Digital AI foundations · 1 of 4

When the model is the software

For 60 years, software was prerecorded: write code, compile, ship, run. The model is a different artifact. It generates the program at the moment of use, contextually, in response to intent rather than instruction. That changes what software is, how it is built, and what business models work on top.

The prerecorded era

From the IBM System/360 through the latest Windows release, software has been a frozen artifact. A developer writes source code. A compiler translates it into a binary. The binary is shipped to the user. The user runs it. The instructions are fixed at compile time. The machine just executes them.

This is the world Microsoft was built for. Office is a binary. Windows is a binary. Every line of behaviour was decided before the user touched the product. The product roadmap was the literal roadmap of which binaries would be shipped next.

The generated era

A modern frontier model is not a fixed program. It is a function that generates a program in response to context. Ask it to write code: it generates code. Ask it to summarise a document: it generates a summary. Ask it to drive a car: it generates control signals. The "instructions" are produced at the moment of use, contextually consistent with whatever just happened.

Jensen Huang frames this as the first reinvention of computing in 64 years. The mental model has to flip. Software is no longer a bill of materials to be authored. It is the output of a learned function running on a vast accelerator.

Source: Jensen Huang, Stanford CS153 Frontier Systems lecture, April 30, 2026 (https://cs153.stanford.edu/)

What changes when the model is the product

The unit of release changes. You no longer ship a binary; you ship a model weight, a system prompt, a tool harness, an eval suite. Each can change independently. The cadence of release flips from quarterly to continuous.

The cost structure changes. A binary has near-zero marginal cost to run. A model has real marginal cost: every request consumes tokens, electricity, and inference capacity. Pricing models that worked for software (perpetual licences, seat fees) bend under workloads that are usage-priced at the chip level.

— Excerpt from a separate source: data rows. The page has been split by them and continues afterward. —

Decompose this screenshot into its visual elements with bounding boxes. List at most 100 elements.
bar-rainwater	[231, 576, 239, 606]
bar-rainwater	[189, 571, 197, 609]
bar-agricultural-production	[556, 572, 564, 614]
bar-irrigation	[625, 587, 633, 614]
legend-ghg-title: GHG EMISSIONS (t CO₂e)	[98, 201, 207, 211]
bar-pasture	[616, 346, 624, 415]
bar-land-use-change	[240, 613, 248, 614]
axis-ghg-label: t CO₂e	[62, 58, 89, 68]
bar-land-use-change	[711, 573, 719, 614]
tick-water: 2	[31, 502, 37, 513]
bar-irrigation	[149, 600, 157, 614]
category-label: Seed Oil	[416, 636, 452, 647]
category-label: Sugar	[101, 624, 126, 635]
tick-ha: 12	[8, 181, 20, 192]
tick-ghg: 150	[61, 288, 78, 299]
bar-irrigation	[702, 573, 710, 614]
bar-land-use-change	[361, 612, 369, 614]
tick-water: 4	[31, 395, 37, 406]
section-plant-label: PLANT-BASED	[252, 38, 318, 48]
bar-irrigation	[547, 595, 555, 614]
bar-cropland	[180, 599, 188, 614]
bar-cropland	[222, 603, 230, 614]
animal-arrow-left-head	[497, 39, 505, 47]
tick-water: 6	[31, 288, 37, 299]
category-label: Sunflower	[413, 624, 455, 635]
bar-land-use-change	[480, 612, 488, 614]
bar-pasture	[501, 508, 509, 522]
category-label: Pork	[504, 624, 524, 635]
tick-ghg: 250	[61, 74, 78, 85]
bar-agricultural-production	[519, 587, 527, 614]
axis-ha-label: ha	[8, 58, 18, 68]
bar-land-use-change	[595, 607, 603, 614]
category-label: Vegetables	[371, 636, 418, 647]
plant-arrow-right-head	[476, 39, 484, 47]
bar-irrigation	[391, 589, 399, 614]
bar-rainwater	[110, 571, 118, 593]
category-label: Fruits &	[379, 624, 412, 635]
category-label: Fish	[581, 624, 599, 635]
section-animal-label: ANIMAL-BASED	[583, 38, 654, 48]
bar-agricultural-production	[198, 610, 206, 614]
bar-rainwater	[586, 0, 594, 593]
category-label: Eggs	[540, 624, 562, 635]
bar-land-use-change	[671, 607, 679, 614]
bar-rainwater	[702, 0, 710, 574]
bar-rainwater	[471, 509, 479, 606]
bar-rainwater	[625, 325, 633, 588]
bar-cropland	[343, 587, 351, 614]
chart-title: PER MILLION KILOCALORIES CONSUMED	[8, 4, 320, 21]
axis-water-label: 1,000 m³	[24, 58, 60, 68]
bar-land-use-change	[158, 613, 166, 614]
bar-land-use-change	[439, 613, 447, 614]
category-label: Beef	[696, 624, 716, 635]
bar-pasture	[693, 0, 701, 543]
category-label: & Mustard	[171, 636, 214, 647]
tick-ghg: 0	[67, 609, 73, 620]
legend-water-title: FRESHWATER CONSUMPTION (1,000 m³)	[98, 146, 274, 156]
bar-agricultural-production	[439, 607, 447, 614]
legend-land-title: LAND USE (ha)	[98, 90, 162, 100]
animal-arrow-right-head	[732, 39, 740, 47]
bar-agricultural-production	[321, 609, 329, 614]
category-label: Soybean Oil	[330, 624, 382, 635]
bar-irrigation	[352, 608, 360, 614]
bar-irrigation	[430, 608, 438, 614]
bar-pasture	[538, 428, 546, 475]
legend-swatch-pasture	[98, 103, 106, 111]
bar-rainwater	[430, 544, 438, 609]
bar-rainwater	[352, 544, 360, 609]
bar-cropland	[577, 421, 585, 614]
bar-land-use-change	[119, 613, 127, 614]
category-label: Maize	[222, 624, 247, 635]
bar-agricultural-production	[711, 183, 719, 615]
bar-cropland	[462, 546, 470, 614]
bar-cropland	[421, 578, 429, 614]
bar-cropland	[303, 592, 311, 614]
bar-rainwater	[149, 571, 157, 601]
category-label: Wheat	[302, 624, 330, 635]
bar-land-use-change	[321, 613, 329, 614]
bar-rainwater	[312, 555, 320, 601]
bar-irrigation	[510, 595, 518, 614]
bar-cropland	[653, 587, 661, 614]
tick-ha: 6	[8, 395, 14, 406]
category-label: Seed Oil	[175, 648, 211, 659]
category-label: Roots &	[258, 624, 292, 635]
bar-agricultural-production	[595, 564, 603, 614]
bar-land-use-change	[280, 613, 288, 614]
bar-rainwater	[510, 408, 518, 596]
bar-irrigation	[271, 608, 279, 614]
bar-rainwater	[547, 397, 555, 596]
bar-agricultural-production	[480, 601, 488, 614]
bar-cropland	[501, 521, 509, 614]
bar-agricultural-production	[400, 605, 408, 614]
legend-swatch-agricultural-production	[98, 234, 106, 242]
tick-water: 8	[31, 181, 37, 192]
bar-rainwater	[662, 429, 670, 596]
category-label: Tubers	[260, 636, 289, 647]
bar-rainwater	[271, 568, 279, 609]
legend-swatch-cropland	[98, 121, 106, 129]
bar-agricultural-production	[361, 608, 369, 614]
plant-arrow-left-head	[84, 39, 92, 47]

The competitive surface changes. The frozen-binary era rewarded distribution and lock-in. The generated-software era rewards model quality, eval coverage, latency, and the integration of the model into a working product. The winning stack is the one where the model, the harness, and the product evolve together.

How to read every product decision through this lens

Any AI product roadmap is implicitly a bet on which side of the prerecorded/generated boundary the product sits. A copilot that just generates text is on the generated side. A workflow that uses a model to fill in a fixed template is mostly prerecorded with a sprinkle of generation. The buyer's economics depend on which side dominates.

The same lens applies to companies. A "software business that uses AI" is closer to Microsoft. An "AI-native business" is closer to OpenAI. Their gross margins, distribution challenges, and platform risks differ in ways the lens makes obvious.